Visually, however, the production is repetitive, but that all ties into the structure. Divided into three paralleling acts that set up contrasts and comparisons, we follow three gay men in their 60s as they meet for three dinners to discuss developments in their individual relationships. The set up remains the same in each instance, with subtle visual changes just enough to keep us interested, but our focus is very much on the dialogue. Hilariously, Simon Haines plays The Waiter in each act, managing to find plenty of humour in repeating similar lines in various guises.
The love lives of older gay men is not a subject usually written about, but Wyatt presents an honest and open look at relationships. Here are three men struggling to remain relevant in a modern world forever changing around them – a world of tragically ending partnerships, younger models and online hook-ups. The play explores ideas of what older gay men may want from a relationship and what their expectations of love might be.

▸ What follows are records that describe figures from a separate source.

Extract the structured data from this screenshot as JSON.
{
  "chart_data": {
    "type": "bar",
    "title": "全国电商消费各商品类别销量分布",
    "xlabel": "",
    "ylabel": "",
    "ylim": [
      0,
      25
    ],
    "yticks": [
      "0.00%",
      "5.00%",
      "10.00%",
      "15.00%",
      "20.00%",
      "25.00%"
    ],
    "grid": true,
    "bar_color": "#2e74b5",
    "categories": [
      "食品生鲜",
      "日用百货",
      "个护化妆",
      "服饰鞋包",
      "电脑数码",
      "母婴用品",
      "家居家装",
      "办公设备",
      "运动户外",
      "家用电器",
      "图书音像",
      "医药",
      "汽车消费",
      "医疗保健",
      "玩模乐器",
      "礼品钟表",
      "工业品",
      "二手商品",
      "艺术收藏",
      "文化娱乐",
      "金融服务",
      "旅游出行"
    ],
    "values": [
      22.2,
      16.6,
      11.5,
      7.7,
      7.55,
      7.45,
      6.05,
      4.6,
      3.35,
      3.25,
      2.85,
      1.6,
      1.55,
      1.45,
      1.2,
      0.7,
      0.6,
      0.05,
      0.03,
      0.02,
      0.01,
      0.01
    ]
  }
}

There’s the naïve and bumbling Oliver (Robin Hooper) who seems wedded to his research work; the grouchy, outspoken and often vulgar Jeremy (Michael Garner) in an open relationship with his long-term partner; and the suave, softly spoken yet eccentric Colin (Christopher Hunter) who intends to marry his recently met nineteen year old boyfriend – much to the horror of his two friends. By seeking out men less than half their age, are these older gentlemen looking for love in the wrong places? Is lust enough, be that based on money and/or sex? Can older men still expect a fairytale ending or should they settle for less?
Told Look Younger is a play that poses these questions and expects the audience to find out the answers for ourselves. If there’s one major constant, though, it’s that of friendship. Perhaps these three men have found what they need in each other: no matter what we go through in our lives, it’s our friends that keep us going. Is companionship stronger than love? This play may have niche appeal owing to its subject matter, but that core question we can surely all relate to.
Watch: Told Look Younger runs at the Jermyn Street Theatre until 4th July.